Think for a moment of your favourite chocolate bar. These are usually choices where there is a clear preference. For the purposes of this discussion let’s stick to chocolate and assume it’s the much loved Bar One for a 25-hour day filled with Zoom meetings. Paul Glimcher, a neuroscientist at New York University conducted a series of experiments where he asked people to choose between three chocolate bars. One of the choices presented was their favourite. Could you choose between a Bar One, Kit Kat or Crunchie (remember your favourite is a Bar One)? Of course and it would be a quick and easy decision. It gets interesting though when Glimcher ramps things up a bit and offers the choice amongst 20 other chocolate bars. What happens now is that Bar One lovers end up with different chocolate bars even when their favourite is in the mix. When questioned about their choice and reminded that their favourite was amongst the options presented, participants were left scratching their heads and couldn’t articulate the preference change with some even indicating they didn’t see their preferred option at all.
In a renowned study by Jonathan Levav, associate professor of business at Columbia University, it was found that parole hopefuls were anywhere between 2x and 6x more likely to receive a favourable outcome if they were part of the first 3 applicants when compared to the last three applicants in a giving sitting. They found that the likelihood of a favourable ruling peaked at the beginning of the day, steadily declining over time from a probability of about 65% to nearly zero, before spiking back up to about 65% after a break for a meal or snack. While initially this finding is quite jarring it makes perfect sense that as your power hungry brain runs out of gas as the day progresses given the high reliance on intense deliberation – judges are likely to become more conservative given the consequences of getting a decision wrong.
In making decisions neurons are sending each other information via electrical impulses – the stronger or more intense the pulse, the more likely it will result in some action and so these are termed “action potentials”. This takes valuable energy. In the 1960’s scientists hypothesized that the brain managed resources here by encoding data using the fewest possible pulses, just as communication networks strive to transmit information in the fewest amount of bits. This was confirmed as a key principle at play in the visual system in the 1990’s and neatly explains the concept of “salience”. To save on energy when your brain decodes visual information it will try to focus only on information it believes is useful to you. Walk into a room with three yellow walls and one with a bright blue splotch and guess where your attention is going?
To make this practical, Emily Singer of Quantamagazine elegantly explains these mechanics via a simplified example. If a thirsty monkey was making a choice between a teaspoon of juice and a full jug – the teaspoon jug neuron might fire at 1 pulse per second while the jug neuron fires at 100 pulses or spikes. The full jug appears attractive to the monkey and so it makes a choice. The waters get muddied however when the monkey needs to choose between a full jug and one that’s nearly full – so between neurons firing at 90 pulses versus 100 pulses. To solve this problem the brain recalibrates the scale and tones down the firing rate of the near-full jug to make the choice easier. Again however this calibration process takes energy.

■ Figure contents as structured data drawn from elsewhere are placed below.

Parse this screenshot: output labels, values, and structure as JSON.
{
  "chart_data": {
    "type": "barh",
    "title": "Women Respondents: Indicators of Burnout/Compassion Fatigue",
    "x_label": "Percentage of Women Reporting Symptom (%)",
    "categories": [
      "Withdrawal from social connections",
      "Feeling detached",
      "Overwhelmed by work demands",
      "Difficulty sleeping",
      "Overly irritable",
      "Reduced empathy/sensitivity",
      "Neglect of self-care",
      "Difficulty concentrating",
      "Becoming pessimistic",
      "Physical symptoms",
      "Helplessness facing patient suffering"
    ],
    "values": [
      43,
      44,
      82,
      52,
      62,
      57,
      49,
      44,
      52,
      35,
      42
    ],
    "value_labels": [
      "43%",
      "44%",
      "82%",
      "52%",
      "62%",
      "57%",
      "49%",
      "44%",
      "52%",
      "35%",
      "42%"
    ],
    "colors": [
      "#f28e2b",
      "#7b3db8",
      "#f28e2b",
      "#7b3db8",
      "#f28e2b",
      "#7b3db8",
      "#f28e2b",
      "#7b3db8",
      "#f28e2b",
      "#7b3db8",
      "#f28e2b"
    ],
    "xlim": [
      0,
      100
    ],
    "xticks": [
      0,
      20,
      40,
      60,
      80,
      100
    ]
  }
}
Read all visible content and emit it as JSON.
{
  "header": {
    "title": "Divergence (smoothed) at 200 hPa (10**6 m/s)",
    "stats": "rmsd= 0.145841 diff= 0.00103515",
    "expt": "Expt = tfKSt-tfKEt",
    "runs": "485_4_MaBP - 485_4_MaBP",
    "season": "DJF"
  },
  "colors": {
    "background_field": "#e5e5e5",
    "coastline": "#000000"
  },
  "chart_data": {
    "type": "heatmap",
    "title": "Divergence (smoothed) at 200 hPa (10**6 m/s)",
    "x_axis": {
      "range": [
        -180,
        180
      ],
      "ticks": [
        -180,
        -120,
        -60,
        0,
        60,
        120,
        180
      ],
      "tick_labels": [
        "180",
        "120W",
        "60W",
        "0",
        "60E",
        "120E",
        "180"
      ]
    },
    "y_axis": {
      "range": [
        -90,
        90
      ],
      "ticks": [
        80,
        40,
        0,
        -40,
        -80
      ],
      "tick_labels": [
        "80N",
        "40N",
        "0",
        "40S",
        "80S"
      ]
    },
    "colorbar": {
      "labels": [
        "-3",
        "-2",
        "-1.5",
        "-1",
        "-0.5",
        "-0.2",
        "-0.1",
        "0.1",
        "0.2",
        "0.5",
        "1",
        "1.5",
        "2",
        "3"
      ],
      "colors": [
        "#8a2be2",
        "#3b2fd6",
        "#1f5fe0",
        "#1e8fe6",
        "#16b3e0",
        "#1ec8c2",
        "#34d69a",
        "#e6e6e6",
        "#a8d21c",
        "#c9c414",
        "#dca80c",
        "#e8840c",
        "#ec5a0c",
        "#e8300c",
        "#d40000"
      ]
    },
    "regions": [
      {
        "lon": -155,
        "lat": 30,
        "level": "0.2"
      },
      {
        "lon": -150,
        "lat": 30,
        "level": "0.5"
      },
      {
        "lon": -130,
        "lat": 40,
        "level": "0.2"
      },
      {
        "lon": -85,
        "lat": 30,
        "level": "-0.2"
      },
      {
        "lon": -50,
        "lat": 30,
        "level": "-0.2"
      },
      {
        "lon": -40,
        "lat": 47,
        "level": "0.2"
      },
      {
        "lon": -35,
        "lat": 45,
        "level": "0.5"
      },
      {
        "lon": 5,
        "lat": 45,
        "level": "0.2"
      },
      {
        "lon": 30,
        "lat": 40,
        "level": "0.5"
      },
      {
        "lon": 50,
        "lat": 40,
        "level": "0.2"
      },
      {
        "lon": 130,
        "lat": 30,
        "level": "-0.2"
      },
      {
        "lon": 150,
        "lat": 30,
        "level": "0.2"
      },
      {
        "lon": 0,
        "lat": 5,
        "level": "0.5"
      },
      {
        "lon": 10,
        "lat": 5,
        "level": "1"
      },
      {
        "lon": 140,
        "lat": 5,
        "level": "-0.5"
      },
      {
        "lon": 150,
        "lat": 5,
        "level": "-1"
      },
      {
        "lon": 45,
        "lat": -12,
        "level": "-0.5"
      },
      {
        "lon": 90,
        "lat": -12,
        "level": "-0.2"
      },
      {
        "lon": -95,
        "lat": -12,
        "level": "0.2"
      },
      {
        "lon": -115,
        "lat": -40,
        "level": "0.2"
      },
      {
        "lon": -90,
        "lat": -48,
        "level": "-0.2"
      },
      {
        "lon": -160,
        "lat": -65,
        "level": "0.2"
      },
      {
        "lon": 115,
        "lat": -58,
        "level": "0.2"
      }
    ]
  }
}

Given the mechanics and resources required behind making relatively simple decisions like choosing your favourite chocolate bar, is it any wonder why investors struggle to choose between well over a thousand unit trusts with different styles, managers, salient points and are often left in a spiral of chasing past investment performance as a relative cue of value? This is one particular area where a plethora of choice has been detrimental to investor financial outcomes particularly when navigated without a financial professional to help cut through this clutter. This is precisely what outcome-based investing does – it packages the best available investments and investment managers to reach the investors’ personal investment outcome. This leaves more processing power for making important decisions like choosing our favourite chocolate bar and getting it right.